You feel that it is not the case that NDs are devoid of respect for infectious disease? Well, the guy who wrote the link I posted is. He recommends using homeopathy in the lieu of vaccination, or eating well and intentionally exposing one's kids to childhood diseases. Tell me, is he a rogue? An outlier? Or is he just an example of someone who considers himself to be an authority on something he really does not know anything about? My guess is option three. According to the numbers, he's not alone.
He asserts that infectious disease was a scourge of centuries past. It might appear that way to him, because he hasn't had much opportunity to encounter or treat it. People form their world view out of their experiences. I don't think that this guy is inherently evil, I just think that he doesn't know what he's talking about, so he really shouldn't be giving advice about it. Especially not as a health care practitioner. Unfortunately, his degree, with the D for doctor at the end of it, has allowed him to fool himself into thinking that he is qualified to make such statements, and that they are backed up by evidence.
Don't be like that.
Unless you actually somehow start working in an academic children's hospital, treating sick patients with infectious disease, performing laboratory and population studies and find evidence to support the conclusion that kids should have a different vaccination schedule based on the risk benefit ratio you have observed, you really don't have any solid reason to construct a vaccine schedule for your patients. Just because you feel that kids get injected with too many proteins, ADJUVANTS, and preservatives, and you get to introduce yourself as "doctor" isn't really reason enough. At the end of the story, you really just don't know. You may think you know, but you don't. I'm not being harsh here. I appreciate your enthusiasm for what you do, and your willingness to engage in this conversation.

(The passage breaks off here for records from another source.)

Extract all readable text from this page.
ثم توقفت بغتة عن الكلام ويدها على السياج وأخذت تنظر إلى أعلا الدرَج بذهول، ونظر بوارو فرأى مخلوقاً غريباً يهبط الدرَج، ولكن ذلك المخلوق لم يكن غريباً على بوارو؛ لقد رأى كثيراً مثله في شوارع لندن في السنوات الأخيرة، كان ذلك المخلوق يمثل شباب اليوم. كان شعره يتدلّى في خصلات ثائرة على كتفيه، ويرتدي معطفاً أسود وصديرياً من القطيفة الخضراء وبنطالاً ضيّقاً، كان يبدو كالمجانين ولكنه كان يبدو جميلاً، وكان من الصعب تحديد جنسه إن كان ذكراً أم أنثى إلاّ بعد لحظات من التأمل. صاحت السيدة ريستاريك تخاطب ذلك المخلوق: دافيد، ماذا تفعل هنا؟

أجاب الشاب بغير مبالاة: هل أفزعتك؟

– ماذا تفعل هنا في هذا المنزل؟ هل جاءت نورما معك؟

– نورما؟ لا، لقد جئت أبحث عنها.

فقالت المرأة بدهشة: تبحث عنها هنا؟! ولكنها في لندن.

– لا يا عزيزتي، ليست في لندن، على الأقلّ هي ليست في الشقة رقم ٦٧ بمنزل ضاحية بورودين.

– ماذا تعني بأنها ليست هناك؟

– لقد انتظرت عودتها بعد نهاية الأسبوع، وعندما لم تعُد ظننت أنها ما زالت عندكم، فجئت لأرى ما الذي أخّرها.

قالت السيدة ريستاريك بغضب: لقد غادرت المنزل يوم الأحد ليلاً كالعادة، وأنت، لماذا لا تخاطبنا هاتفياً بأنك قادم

We all are in the process of learning. Developing an awareness of the extent of what you don't know is an important part of that process. For instance, I am not going to tray and gainsay your point about your relative with scleroderma, mostly because I don't know all that much about the different treatments for scleroderma. I saw a few cases in rheum clinic as a med student, but sure did not follow them longitudinally. My general sense is that treated or untreated, it tends to be progressive. But I am really not at all aware of experimental or alternative treatments for it, and so, I have to say, I don't know.
Good luck in your career as a wellness entrepreneur (Bastyr's phrase, not mine). If you find a reliable method of reversing scleroderma, and hard evidence that it works, I mean this in all seriousness, let me know, I'd be genuinely interested. Just... Don't steer people away from the rheumatologist if they aren't ACTUALLY getting better.